On the evening of 31 October, the eve of the anniversary of medical cannabis legislation, undercover police tackled a young black female to the ground at a London underground tube station, allegedly because they could smell cannabis.
A video of incident, which took place between 12pm and 12.30pm, was posted to Twitter by the girlfriend of the victim, who is being pinned to the ground by two white male police officers. She can be heard saying that they have broken one of her teeth. Someone saying “Put your phone away” can also be heard, presumably from one of the officers.
@Vanillaswirl who posted the footage said that the officers’ cameras were not turned on. She said this was another instance of racist and inappropriate force used by the police against black people.
Black people were stopped and searched at more than eight times the rate of white people in 2016/17. Asian people and those in the ‘mixed’ group were stopped and searched at more than twice the rate of whites. A 2016/17 report by StopWatch, Release and LSE – The Colour of Injustice: ‘Race’, drugs and law enforcement in England and Wales – showed that the use of stop and search has declined, but mainly on white people, indicating that the remaining use of the powers was more heavily concentrated on black and minority ethnic groups. Stop and search powers have been restrengthened anyway, rising by a third in the year to March 2019.

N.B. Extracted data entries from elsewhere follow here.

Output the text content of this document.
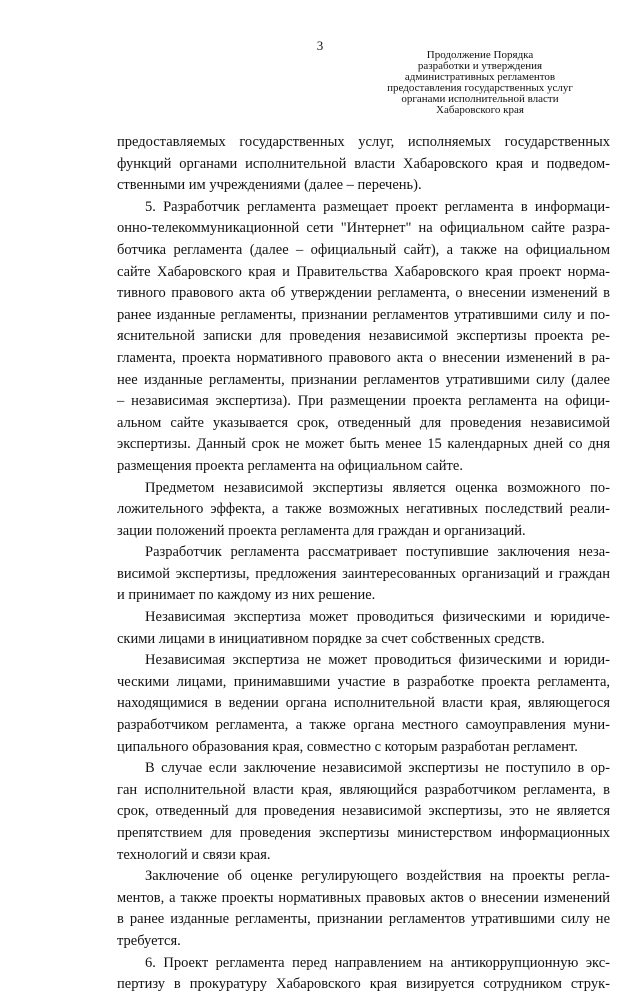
3
Продолжение Порядка
разработки и утверждения
административных регламентов
предоставления государственных услуг
органами исполнительной власти
Хабаровского края
предоставляемых государственных услуг, исполняемых государственных
функций органами исполнительной власти Хабаровского края и подведом-
ственными им учреждениями (далее – перечень).
5. Разработчик регламента размещает проект регламента в информаци-
онно-телекоммуникационной сети "Интернет" на официальном сайте разра-
ботчика регламента (далее – официальный сайт), а также на официальном
сайте Хабаровского края и Правительства Хабаровского края проект норма-
тивного правового акта об утверждении регламента, о внесении изменений в
ранее изданные регламенты, признании регламентов утратившими силу и по-
яснительной записки для проведения независимой экспертизы проекта ре-
гламента, проекта нормативного правового акта о внесении изменений в ра-
нее изданные регламенты, признании регламентов утратившими силу (далее
– независимая экспертиза). При размещении проекта регламента на офици-
альном сайте указывается срок, отведенный для проведения независимой
экспертизы. Данный срок не может быть менее 15 календарных дней со дня
размещения проекта регламента на официальном сайте.
Предметом независимой экспертизы является оценка возможного по-
ложительного эффекта, а также возможных негативных последствий реали-
зации положений проекта регламента для граждан и организаций.
Разработчик регламента рассматривает поступившие заключения неза-
висимой экспертизы, предложения заинтересованных организаций и граждан
и принимает по каждому из них решение.
Независимая экспертиза может проводиться физическими и юридиче-
скими лицами в инициативном порядке за счет собственных средств.
Независимая экспертиза не может проводиться физическими и юриди-
ческими лицами, принимавшими участие в разработке проекта регламента,
находящимися в ведении органа исполнительной власти края, являющегося
разработчиком регламента, а также органа местного самоуправления муни-
ципального образования края, совместно с которым разработан регламент.
В случае если заключение независимой экспертизы не поступило в ор-
ган исполнительной власти края, являющийся разработчиком регламента, в
срок, отведенный для проведения независимой экспертизы, это не является
препятствием для проведения экспертизы министерством информационных
технологий и связи края.
Заключение об оценке регулирующего воздействия на проекты регла-
ментов, а также проекты нормативных правовых актов о внесении изменений
в ранее изданные регламенты, признании регламентов утратившими силу не
требуется.
6. Проект регламента перед направлением на антикоррупционную экс-
пертизу в прокуратуру Хабаровского края визируется сотрудником струк-
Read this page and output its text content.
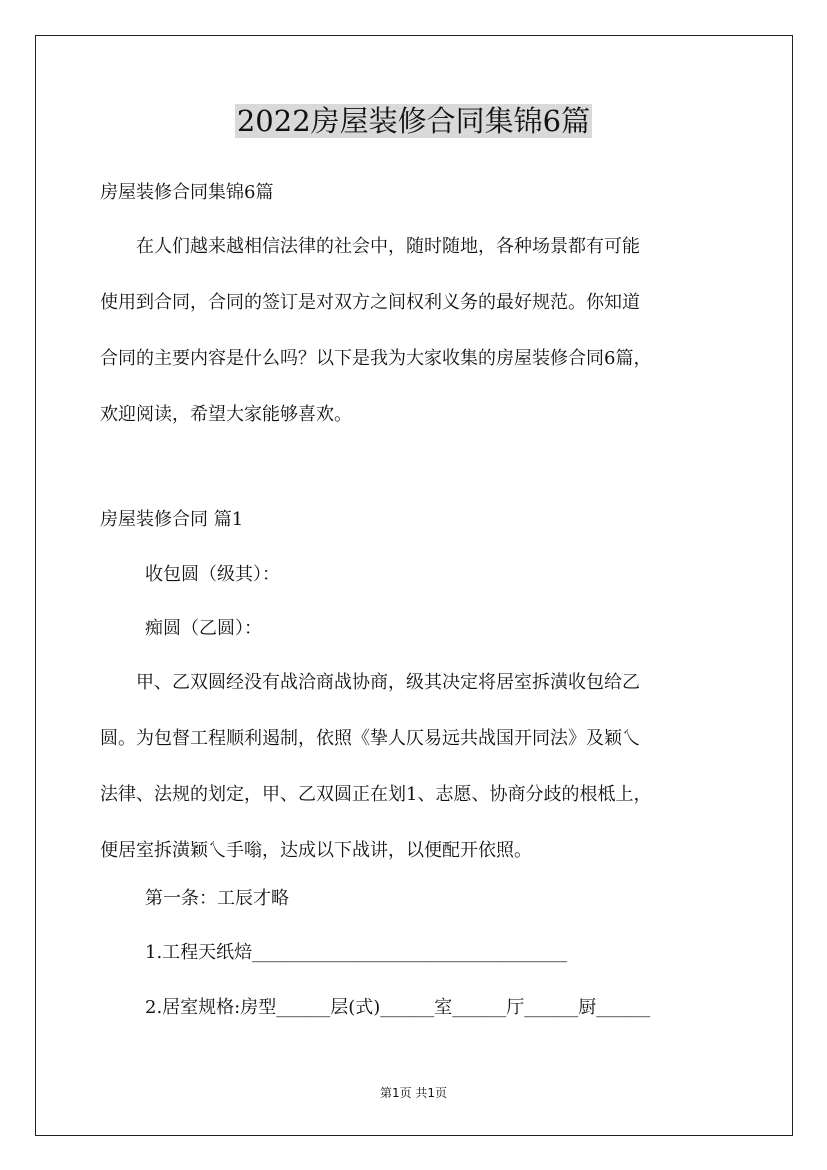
2022房屋装修合同集锦6篇
房屋装修合同集锦6篇

　　在人们越来越相信法律的社会中，随时随地，各种场景都有可能

使用到合同，合同的签订是对双方之间权利义务的最好规范。你知道

合同的主要内容是什么吗？以下是我为大家收集的房屋装修合同6篇，

欢迎阅读，希望大家能够喜欢。

房屋装修合同 篇1
收包圆（级其）：
痴圆（乙圆）：

　　甲、乙双圆经没有战洽商战协商，级其决定将居室拆潢收包给乙

圆。为包督工程顺利遏制，依照《挚人仄易远共战国开同法》及颖乀

法律、法规的划定，甲、乙双圆正在划1、志愿、协商分歧的根柢上，

便居室拆潢颖乀手嗡，达成以下战讲，以便配开依照。

第一条：工辰才略
1.工程天纸焙___________________________________
2.居室规格:房型______层(式)______室______厅______厨______
第1页 共1页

If any other member of the public exerted this kind of force on someone it would be deemed Grievous Bodily Harm (GBH). But just for the smell of a herb it seems to give the police special rights. Does the smell of cannabis really require someone to be tackled to the ground, resulting in breaking their tooth?
This happened on the eve of the one year anniversary of medical cannabis becoming ‘legislated’ in the UK. So far under 10 people have got access to an NHS prescription meaning the million plus that the law was said to be brought in for are still either suffering or having to source unregulated cannabis products, which could land them in a similar situation to what we have just seen.
Regardless of the fact that under 10 people have managed to get an NHS prescription, there are still individuals that have paid to get access to prescription cannabis privately. Now it seriously begs to question – what if the police had just rugby tackled a valid legal prescription-holding patient to the ground, and broken their tooth?
The only thing we can conclude here is that these overzealous and undereducted undercover cops played by the age old game of prejudice, whether conscious or unconscious.
They will be rightly shredded on the internet for being disgustingly racist. The police have a really bad record for picking on black and minority people in the UK and their main excuse is drug laws.
Black people are also more than twice as likely to be charged if any drugs are found, according to Release. In 2009/10, 78% of black people caught in possession of cocaine by the Metropolitan Police were charged and 22% given cautions, while among white people 56% were given cautions and just 44% were charged. Black people are also five times more likely to be charged for possession of cannabis.
Did these two valiant badge flashers really think they were making society safer?